Некоторые подробности касательно одного льва

В принципе мы питаем глубокое уважение ко львам. Подобно большинству людей, мы слышали и читали о многочисленных примерах их храбрости и великодушия. Мы восхищались геройским самопожертвованием и трогательным человеколюбием, которые побуждают львов никогда не есть людей — за исключением тех случаев, когда Они голодны, — и на нас произвела глубочайшее впечатление похвальная учтивость, которую они, как говорят, выказывают по отношению к незамужним дамам, занимающим известное положение в обществе. Все руководства по естественной истории изобилуют рассказами, подтверждающими их превосходные качества, а в одном старинном букваре можно прочесть трогательную повесть о старом льве, отличавшемся высокими достоинствами и строгими правилами, который счел своим непререкаемым долгом в назидание подрастающему поколению сожрать некоего молодого человека, имевшего дурную привычку сквернословить.

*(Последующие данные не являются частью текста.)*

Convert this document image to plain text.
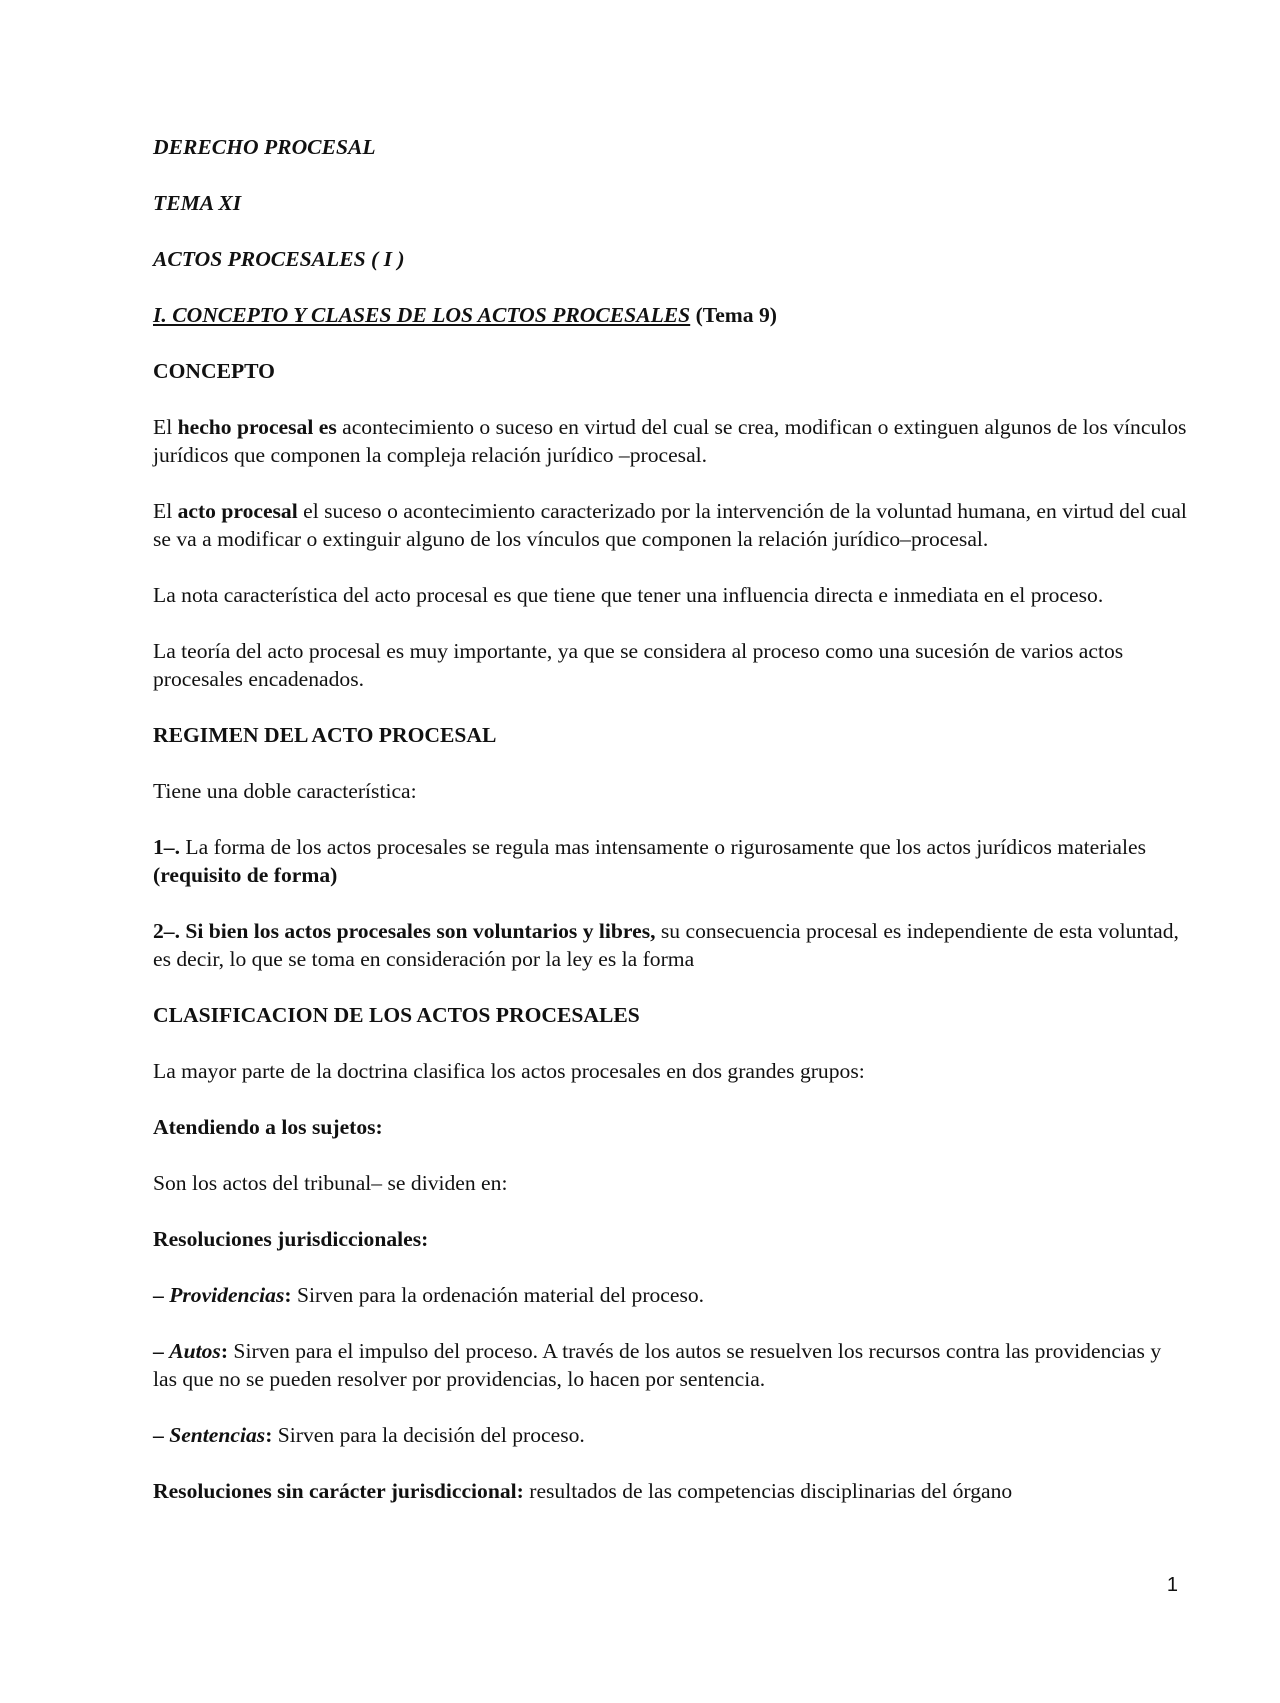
DERECHO PROCESAL

TEMA XI

ACTOS PROCESALES ( I )

I. CONCEPTO Y CLASES DE LOS ACTOS PROCESALES (Tema 9)

CONCEPTO

El hecho procesal es acontecimiento o suceso en virtud del cual se crea, modifican o extinguen algunos de los vínculos jurídicos que componen la compleja relación jurídico –procesal.

El acto procesal el suceso o acontecimiento caracterizado por la intervención de la voluntad humana, en virtud del cual se va a modificar o extinguir alguno de los vínculos que componen la relación jurídico–procesal.

La nota característica del acto procesal es que tiene que tener una influencia directa e inmediata en el proceso.

La teoría del acto procesal es muy importante, ya que se considera al proceso como una sucesión de varios actos procesales encadenados.

REGIMEN DEL ACTO PROCESAL

Tiene una doble característica:

1–. La forma de los actos procesales se regula mas intensamente o rigurosamente que los actos jurídicos materiales (requisito de forma)

2–. Si bien los actos procesales son voluntarios y libres, su consecuencia procesal es independiente de esta voluntad, es decir, lo que se toma en consideración por la ley es la forma

CLASIFICACION DE LOS ACTOS PROCESALES

La mayor parte de la doctrina clasifica los actos procesales en dos grandes grupos:

Atendiendo a los sujetos:

Son los actos del tribunal– se dividen en:

Resoluciones jurisdiccionales:

– Providencias: Sirven para la ordenación material del proceso.

– Autos: Sirven para el impulso del proceso. A través de los autos se resuelven los recursos contra las providencias y las que no se pueden resolver por providencias, lo hacen por sentencia.

– Sentencias: Sirven para la decisión del proceso.

Resoluciones sin carácter jurisdiccional: resultados de las competencias disciplinarias del órgano

1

Все это дает весьма приятную пищу для ума и, без сомнения, убедительно свидетельствует в пользу львов вообще. Мы должны, однако, признаться, что те отдельные экземпляры, с которыми нам приходилось иметь дело, не обладали какими-либо выдающимися чертами характера и не придерживались рыцарских правил, приписываемых львам их летописцами. Мы, разумеется, никогда не видели льва в его, так сказать, естественном состоянии, то есть мы никогда не наблюдали, как лев прогуливается по лесу или, притаившись, сидит в своем логове под лучами тропического солнца и ждет, когда мимо пробежит его обед. Но зато нам приходилось не раз видеть львов в неволе, согбенных под тяжестью горя, и мы должны сознаться, что они показались нам весьма тупыми и апатичными существами.